Francine Brunel-Reeves est revenue s’établir au Québec en 1991.

 

Chercheuse autodidacte

 

En plus de la chanson et de la danse — elle a suivi entre 1984 et 1988 à la Sorbonne des cours d’ethnographie de la danse traditionnelle en tant qu’auditrice libre —, Francine Brunel-Reeves aura été une chercheuse passionnée.

 

« Son apport est important, c’était une grande bosseuse, raconte le cinéaste Jean-Nicolas Orhon, qui a passé presque deux ans à la suivre.

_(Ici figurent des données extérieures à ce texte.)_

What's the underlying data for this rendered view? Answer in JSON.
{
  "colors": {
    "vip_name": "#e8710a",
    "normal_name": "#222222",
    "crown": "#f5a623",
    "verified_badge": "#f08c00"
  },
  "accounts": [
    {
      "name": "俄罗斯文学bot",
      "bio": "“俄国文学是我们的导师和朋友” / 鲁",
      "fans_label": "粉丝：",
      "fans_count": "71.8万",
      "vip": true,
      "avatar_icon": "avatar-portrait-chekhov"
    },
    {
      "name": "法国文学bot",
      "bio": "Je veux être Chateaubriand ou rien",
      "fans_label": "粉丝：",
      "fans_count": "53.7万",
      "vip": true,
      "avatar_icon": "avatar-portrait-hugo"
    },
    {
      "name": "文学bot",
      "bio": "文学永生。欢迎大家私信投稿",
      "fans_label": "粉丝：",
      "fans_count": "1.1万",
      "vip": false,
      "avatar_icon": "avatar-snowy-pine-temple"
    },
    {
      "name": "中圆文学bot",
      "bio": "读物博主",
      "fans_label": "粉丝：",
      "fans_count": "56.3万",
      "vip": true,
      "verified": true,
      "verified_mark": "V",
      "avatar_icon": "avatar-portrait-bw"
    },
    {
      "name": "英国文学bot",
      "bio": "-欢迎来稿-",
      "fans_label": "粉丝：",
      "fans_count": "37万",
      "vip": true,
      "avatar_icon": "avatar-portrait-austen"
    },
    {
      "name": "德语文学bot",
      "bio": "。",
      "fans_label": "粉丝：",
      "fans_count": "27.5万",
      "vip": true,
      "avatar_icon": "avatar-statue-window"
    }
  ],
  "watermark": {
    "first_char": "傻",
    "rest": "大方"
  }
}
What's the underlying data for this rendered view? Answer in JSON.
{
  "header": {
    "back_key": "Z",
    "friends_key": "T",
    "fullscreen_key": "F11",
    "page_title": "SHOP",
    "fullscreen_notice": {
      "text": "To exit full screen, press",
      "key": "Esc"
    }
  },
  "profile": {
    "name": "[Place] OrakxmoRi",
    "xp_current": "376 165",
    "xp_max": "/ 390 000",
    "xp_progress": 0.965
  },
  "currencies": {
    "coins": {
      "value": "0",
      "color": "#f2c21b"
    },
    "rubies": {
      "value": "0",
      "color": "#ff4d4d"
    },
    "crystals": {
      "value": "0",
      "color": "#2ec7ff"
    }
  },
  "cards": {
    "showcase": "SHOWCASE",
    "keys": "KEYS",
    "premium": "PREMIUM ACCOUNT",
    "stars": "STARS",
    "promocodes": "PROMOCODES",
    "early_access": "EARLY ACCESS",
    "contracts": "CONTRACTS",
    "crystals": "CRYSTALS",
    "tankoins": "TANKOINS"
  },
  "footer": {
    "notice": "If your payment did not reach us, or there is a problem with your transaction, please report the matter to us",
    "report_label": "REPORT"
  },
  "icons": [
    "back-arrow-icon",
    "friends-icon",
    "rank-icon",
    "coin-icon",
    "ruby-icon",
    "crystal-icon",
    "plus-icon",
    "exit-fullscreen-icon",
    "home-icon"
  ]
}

Elle fouillait beaucoup, elle avait une vaste connaissance du corpus des chansons traditionnelles. »

 

Si elle était éduquée, Mme Brunel-Reeves n’avait toutefois pas le titre officiel d’ethnologue. Mais son travail était rigoureux, témoigne Marc Bolduc, « avec le souci, surtout, de sauver les témoignages, les histoires, tout ce qui pouvait disparaître ».

 

Francine Brunel-Reeves, qui a toujours approché son travail avec humilité, a consacré plusieurs années de sa vie à l’étude d’un titre ancien, la complainte de La blanche biche, qui a connu de multiples versions au fil des décennies. « Elle en a fait sa spécialité, dit Marc Bolduc. Elle est partie des racines acadiennes [de la chanson], elle a écrit beaucoup là-dessus. C’est un champ étroit, mais elle en est devenue une experte. »

 

Dans l’article de Rabaska qui lui a été consacré en 2008, elle comparait son travail de recherche sur La blanche biche à « un travail de moine », à « l’archéologie de la parole, au petit pinceau ».

 

« Je me rappelle que, dans son salon, dit M. Bolduc, il y avait une affiche un peu humoristique qui disait “ Il est interdit de faire le con ”. Tu pouvais avoir du plaisir, mais fallait pas dire de niaiseries ! »

 

Battante, féministe, passionnée, ces mots pour la décrire reviennent dans les différents écrits la concernant. « Malgré le fait qu’elle était toujours associée à son mari et ex-mari, c’était une femme qui est allée au-devant, qui a fait ses propres projets », souligne Marc Bolduc.